PROJECT SUMMARY Chronic infection by viruses such as HIV, HBV, and HCV remains a major global health challenge. During chronic viral infection, CD8 T cells fail to eradicate the virus and develop into a dysfunctional state, termed exhaustion. Exhausted CD8 T cells, which were first characterized in mouse model of chronic lymphocytic choriomeningitis virus (LCMV) infection, progressively lose effector function, upregulate inhibitory receptors, and exhibit dysregulated metabolism. Immunotherapies fail to completely reverse T-cell exhaustion or achieve sustained viral control during chronic viral infection. Thus, there is an unmet need to develop new strategies to overcome T-cell exhaustion and enhance the efficacy of immunotherapy against chronic viral infection. Although exhausted CD8 T cells were initially thought to be a homogeneous population, we and others have recently shown that a TCF1high antiviral CD8 T cell subset maintains long-term antiviral immunity through self-renewal and replenishing TCF1low terminally exhausted CD8 T cells during chronic viral infection. Importantly, these stem- like CD8 T cells are less exhausted and mediate the response induced by various immunotherapies. Our published studies have demonstrated stem-like CD8 T cells as a separate CD8 lineage with transcriptional and epigenetic programs that are distinct from those of terminally exhausted CD8 T cells and are tightly regulated by transcription factors, epigenetic regulators, and cytokines. The goal of this proposal is to define the molecular and cellular mechanisms regulating the immune response of stem-like CD8 T cells against chronic viral infection and evaluate strategies to improve antiviral immunity by targeting these pathways. Using chronic LCMV infection model, cutting-edge metabolic assay, multispectral quantitative imaging, and unique mouse genetic tools, we will identify the metabolic pathways and cell-cell interactions that endow stem-like CD8 T cells with their superior antiviral immunity and responsiveness to immunotherapies. These results will lay the foundation for the development of novel interventions to induce sustained control over chronic viral infections.

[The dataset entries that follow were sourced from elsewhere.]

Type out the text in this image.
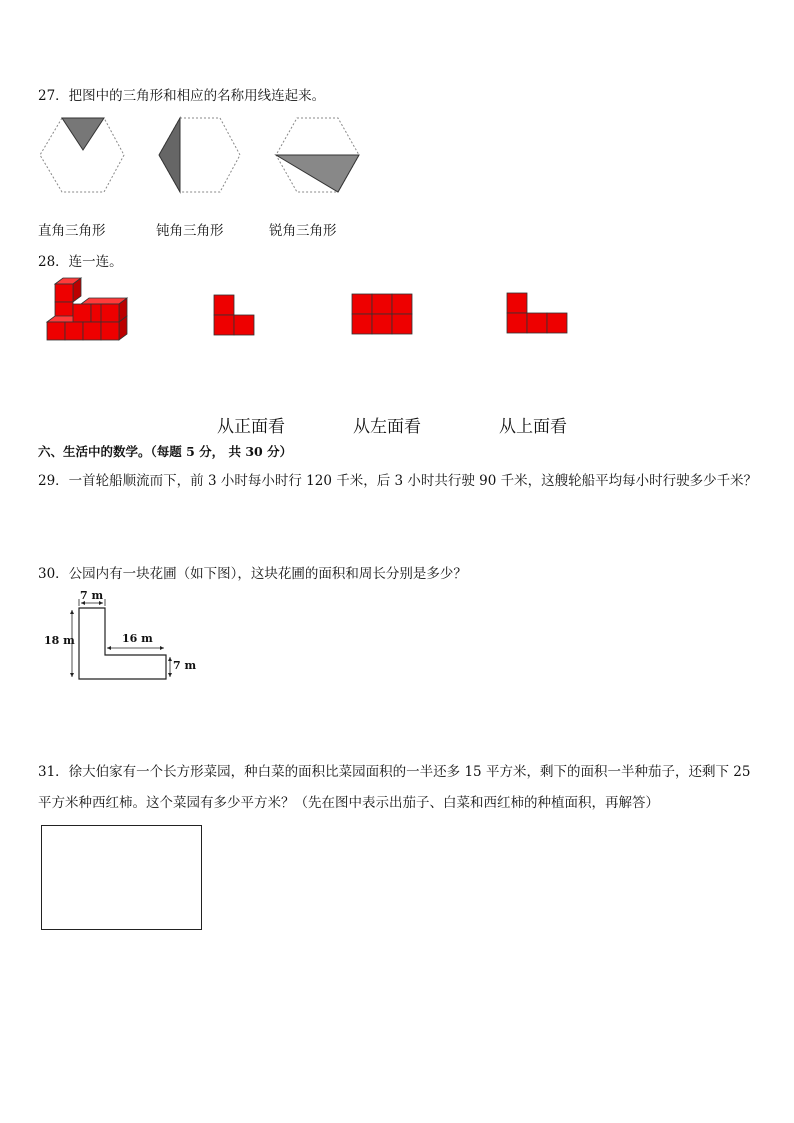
27．把图中的三角形和相应的名称用线连起来。
直角三角形	钝角三角形	锐角三角形
28．连一连。
从正面看	从左面看	从上面看
六、生活中的数学。（每题 5 分， 共 30 分）
29．一首轮船顺流而下，前 3 小时每小时行 120 千米，后 3 小时共行驶 90 千米，这艘轮船平均每小时行驶多少千米？
30．公园内有一块花圃（如下图），这块花圃的面积和周长分别是多少？
7 m
18 m	16 m
7 m
31．徐大伯家有一个长方形菜园，种白菜的面积比菜园面积的一半还多 15 平方米，剩下的面积一半种茄子，还剩下 25
平方米种西红柿。这个菜园有多少平方米？（先在图中表示出茄子、白菜和西红柿的种植面积，再解答）
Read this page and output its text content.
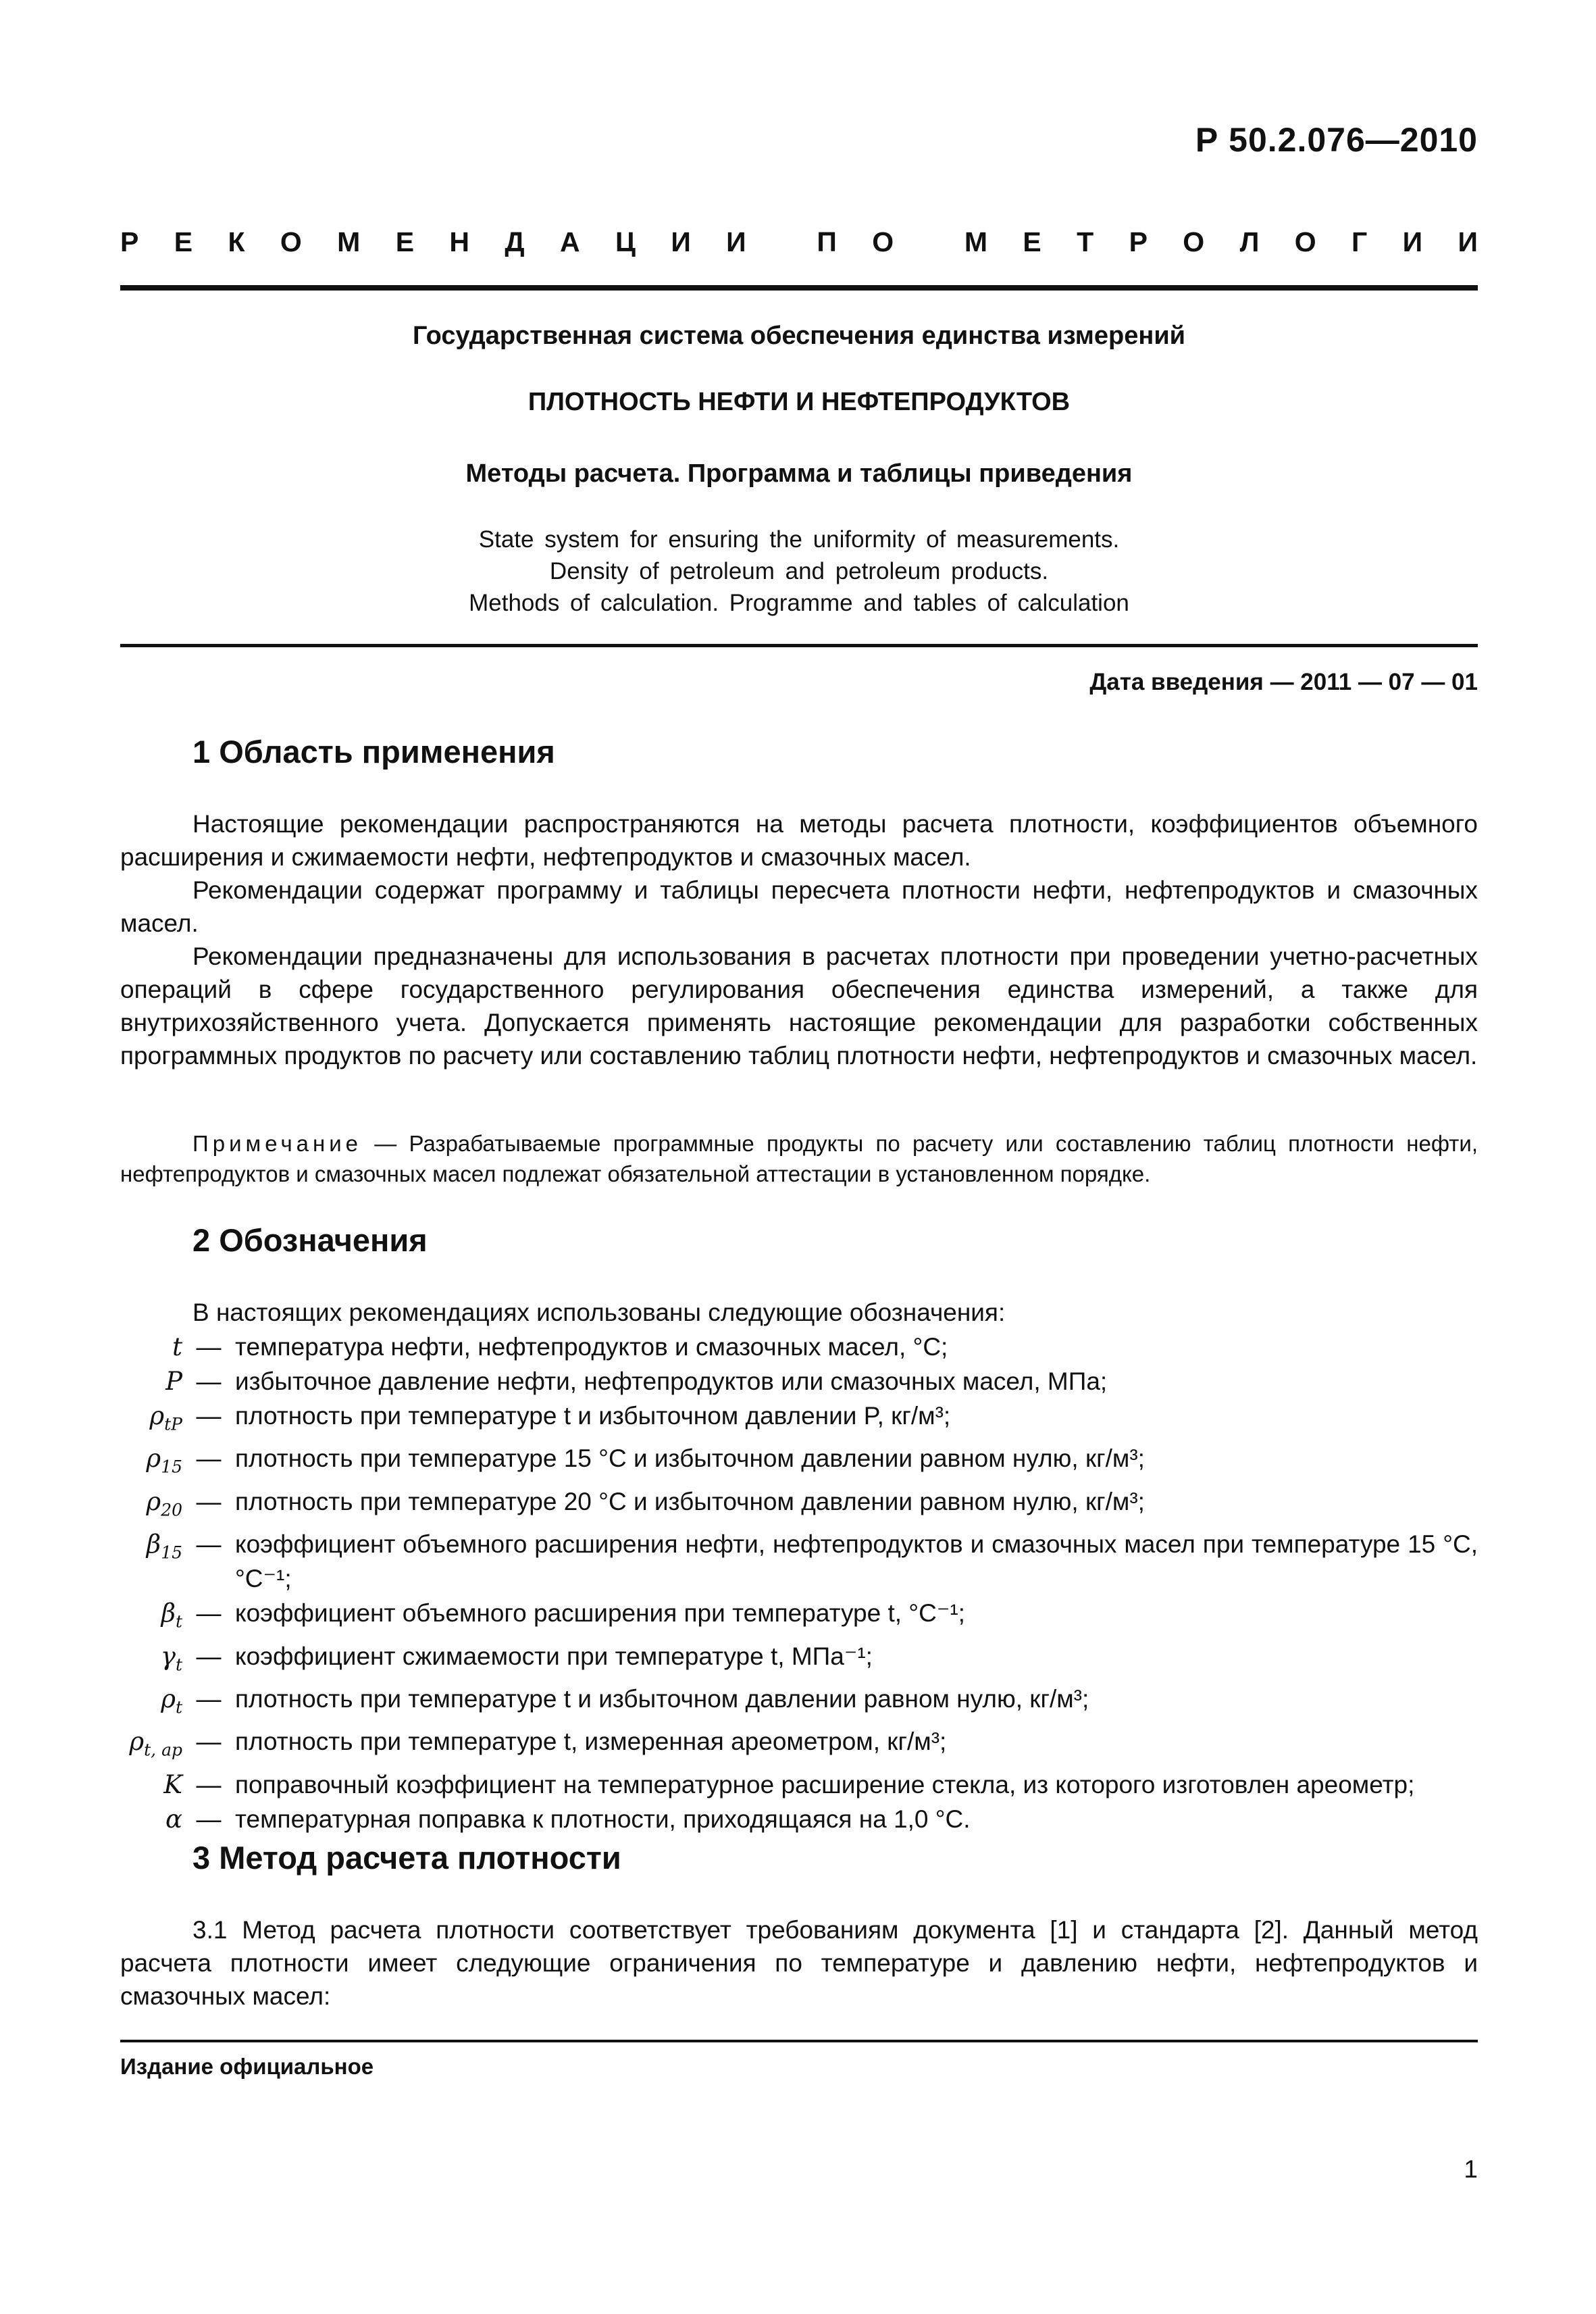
Р 50.2.076—2010
Р Е К О М Е Н Д А Ц И И	П О	М Е Т Р О Л О Г И И
Государственная система обеспечения единства измерений
ПЛОТНОСТЬ НЕФТИ И НЕФТЕПРОДУКТОВ
Методы расчета. Программа и таблицы приведения
State system for ensuring the uniformity of measurements.
Density of petroleum and petroleum products.
Methods of calculation. Programme and tables of calculation
Дата введения — 2011 — 07 — 01
1 Область применения

Настоящие рекомендации распространяются на методы расчета плотности, коэффициентов объемного расширения и сжимаемости нефти, нефтепродуктов и смазочных масел.

Рекомендации содержат программу и таблицы пересчета плотности нефти, нефтепродуктов и смазочных масел.

Рекомендации предназначены для использования в расчетах плотности при проведении учетно-расчетных операций в сфере государственного регулирования обеспечения единства измерений, а также для внутрихозяйственного учета. Допускается применять настоящие рекомендации для разработки собственных программных продуктов по расчету или составлению таблиц плотности нефти, нефтепродуктов и смазочных масел.

Примечание — Разрабатываемые программные продукты по расчету или составлению таблиц плотности нефти, нефтепродуктов и смазочных масел подлежат обязательной аттестации в установленном порядке.
2 Обозначения

В настоящих рекомендациях использованы следующие обозначения:

t — температура нефти, нефтепродуктов и смазочных масел, °С;
P — избыточное давление нефти, нефтепродуктов или смазочных масел, МПа;
$\rho_{tP}$ — плотность при температуре t и избыточном давлении P, кг/м³;
$\rho_{15}$ — плотность при температуре 15 °С и избыточном давлении равном нулю, кг/м³;
$\rho_{20}$ — плотность при температуре 20 °С и избыточном давлении равном нулю, кг/м³;
$\beta_{15}$ — коэффициент объемного расширения нефти, нефтепродуктов и смазочных масел при температуре 15 °С, °С⁻¹;
$\beta_t$ — коэффициент объемного расширения при температуре t, °С⁻¹;
$\gamma_t$ — коэффициент сжимаемости при температуре t, МПа⁻¹;
$\rho_t$ — плотность при температуре t и избыточном давлении равном нулю, кг/м³;
$\rho_{t, ар}$ — плотность при температуре t, измеренная ареометром, кг/м³;
K — поправочный коэффициент на температурное расширение стекла, из которого изготовлен ареометр;
α — температурная поправка к плотности, приходящаяся на 1,0 °С.
3 Метод расчета плотности

3.1 Метод расчета плотности соответствует требованиям документа [1] и стандарта [2]. Данный метод расчета плотности имеет следующие ограничения по температуре и давлению нефти, нефтепродуктов и смазочных масел:

Издание официальное
1
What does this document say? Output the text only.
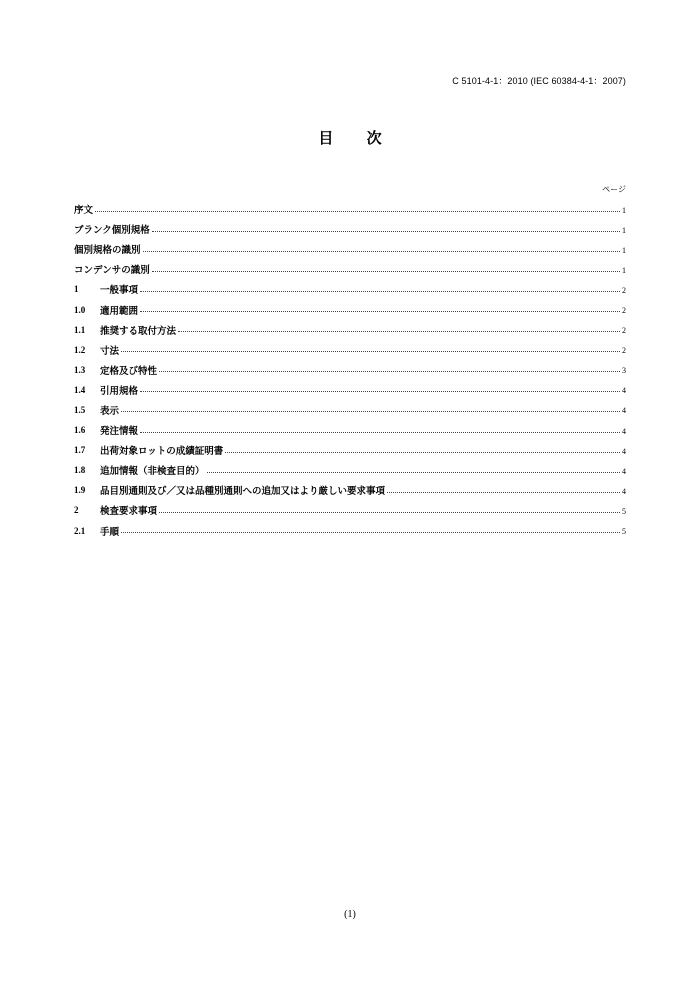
C 5101-4-1：2010 (IEC 60384-4-1：2007)
目 次
ページ
序文	1
ブランク個別規格	1
個別規格の識別	1
コンデンサの識別	1
1	一般事項	2
1.0	適用範囲	2
1.1	推奨する取付方法	2
1.2	寸法	2
1.3	定格及び特性	3
1.4	引用規格	4
1.5	表示	4
1.6	発注情報	4
1.7	出荷対象ロットの成績証明書	4
1.8	追加情報（非検査目的）	4
1.9	品目別通則及び／又は品種別通則への追加又はより厳しい要求事項	4
2	検査要求事項	5
2.1	手順	5
(1)
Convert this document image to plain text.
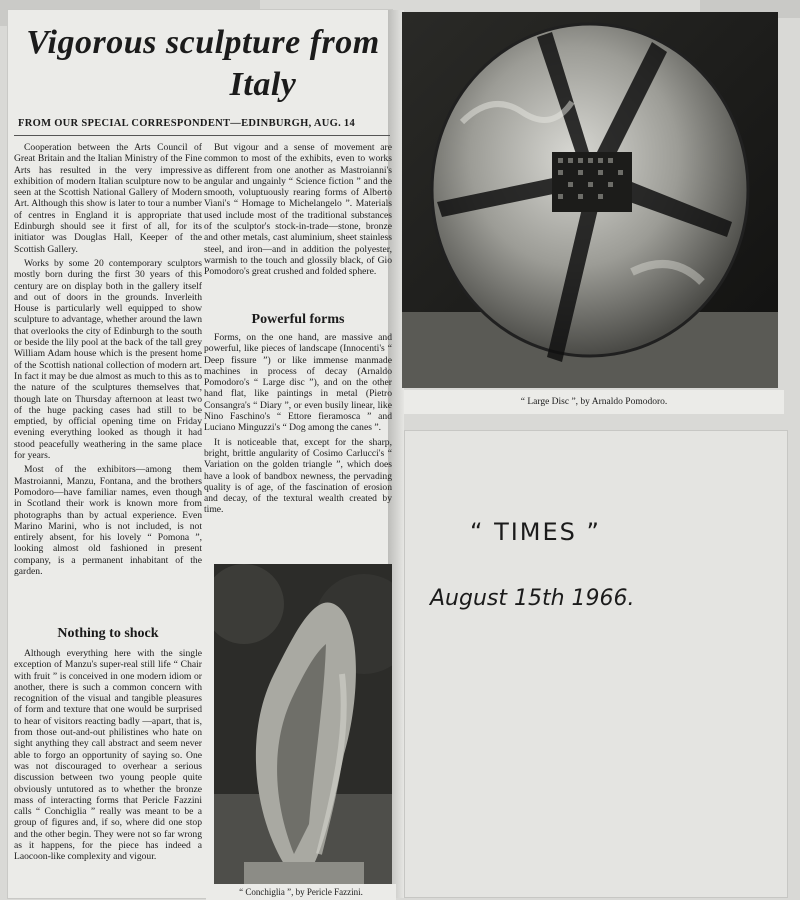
Vigorous sculpture from
Italy
FROM OUR SPECIAL CORRESPONDENT—EDINBURGH, AUG. 14

Cooperation between the Arts Council of Great Britain and the Italian Ministry of the Fine Arts has resulted in the very impressive exhibition of modern Italian sculpture now to be seen at the Scottish National Gallery of Modern Art. Although this show is later to tour a number of centres in England it is appropriate that Edinburgh should see it first of all, for its initiator was Douglas Hall, Keeper of the Scottish Gallery.

Works by some 20 contemporary sculptors mostly born during the first 30 years of this century are on display both in the gallery itself and out of doors in the grounds. Inverleith House is particularly well equipped to show sculpture to advantage, whether around the lawn that overlooks the city of Edinburgh to the south or beside the lily pool at the back of the tall grey William Adam house which is the present home of the Scottish national collection of modern art. In fact it may be due almost as much to this as to the nature of the sculptures themselves that, though late on Thursday afternoon at least two of the huge packing cases had still to be emptied, by official opening time on Friday evening everything looked as though it had stood peacefully weathering in the same place for years.

Most of the exhibitors—among them Mastroianni, Manzu, Fontana, and the brothers Pomodoro—have familiar names, even though in Scotland their work is known more from photographs than by actual experience. Even Marino Marini, who is not included, is not entirely absent, for his lovely “ Pomona ”, looking almost old fashioned in present company, is a permanent inhabitant of the garden.

Nothing to shock

Although everything here with the single exception of Manzu's super-real still life “ Chair with fruit ” is conceived in one modern idiom or another, there is such a common concern with recognition of the visual and tangible pleasures of form and texture that one would be surprised to hear of visitors reacting badly —apart, that is, from those out-and-out philistines who hate on sight anything they call abstract and seem never able to forgo an opportunity of saying so. One was not discouraged to overhear a serious discussion between two young people quite obviously untutored as to whether the bronze mass of interacting forms that Pericle Fazzini calls “ Conchiglia ” really was meant to be a group of figures and, if so, where did one stop and the other begin. They were not so far wrong as it happens, for the piece has indeed a Laocoon-like complexity and vigour.

But vigour and a sense of movement are common to most of the exhibits, even to works as different from one another as Mastroianni's angular and ungainly “ Science fiction ” and the smooth, voluptuously rearing forms of Alberto Viani's “ Homage to Michelangelo ”. Materials used include most of the traditional substances of the sculptor's stock-in-trade—stone, bronze and other metals, cast aluminium, sheet stainless steel, and iron—and in addition the polyester, warmish to the touch and glossily black, of Gio Pomodoro's great crushed and folded sphere.

Powerful forms

Forms, on the one hand, are massive and powerful, like pieces of landscape (Innocenti's “ Deep fissure ”) or like immense manmade machines in process of decay (Arnaldo Pomodoro's “ Large disc ”), and on the other hand flat, like paintings in metal (Pietro Consangra's “ Diary ”, or even busily linear, like Nino Faschino's “ Ettore fieramosca ” and Luciano Minguzzi's “ Dog among the canes ”.

It is noticeable that, except for the sharp, bright, brittle angularity of Cosimo Carlucci's “ Variation on the golden triangle ”, which does have a look of bandbox newness, the pervading quality is of age, of the fascination of erosion and decay, of the textural wealth created by time.

“ Large Disc ”, by Arnaldo Pomodoro.
“ Conchiglia ”, by Pericle Fazzini.
“ TIMES ”
August 15th 1966.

项目概要 HIV、HBV 和 HCV 等病毒的慢性感染仍然是全球主要的健康挑战。期间 慢性病毒感染时，CD8 T 细胞无法根除病毒并发展为功能失调状态，称为 精疲力尽。耗竭的 CD8 T 细胞，首次在慢性淋巴细胞性白血病小鼠模型中得到表征 脉络丛脑膜炎病毒 (LCMV) 感染，效应器功能逐渐丧失，抑制性受体上调， 表现出代谢失调。免疫疗法无法完全逆转 T 细胞耗竭或实现 慢性病毒感染期间持续的病毒控制。因此，制定新战略的需求尚未得到满足 克服T细胞耗竭并增强免疫疗法针对慢性病毒感染的功效。虽然 耗尽的 CD8 T 细胞最初被认为是同质群体，我们和其他人最近发现 研究表明，TCF1 高抗病毒 CD8 T 细胞亚群通过自我更新维持长期抗病毒免疫力 以及在慢性病毒感染期间补充 TCF1low 最终耗尽的 CD8 T 细胞。重要的是，这些干 CD8 T 细胞消耗较少，可介导各种免疫疗法诱导的反应。我们的 已发表的研究表明干细胞样 CD8 T 细胞是一个独立的 CD8 谱系，具有转录和 表观遗传程序与最终耗尽的 CD8 T 细胞不同，并且受到严格调控 转录因子、表观遗传调节因子和细胞因子。该提案的目标是定义分子 干细胞样CD8 T细胞对抗慢性病毒感染免疫反应的细胞机制调节 并评估通过针对这些途径来提高抗病毒免疫力的策略。使用慢性 LCMV 感染 模型、尖端代谢测定、多光谱定量成像和独特的小鼠遗传工具，我们 将确定代谢途径和细胞间相互作用，赋予干样 CD8 T 细胞优越的性能 抗病毒免疫力和对免疫疗法的反应。这些结果将为 开发新的干预措施以持续控制慢性病毒感染。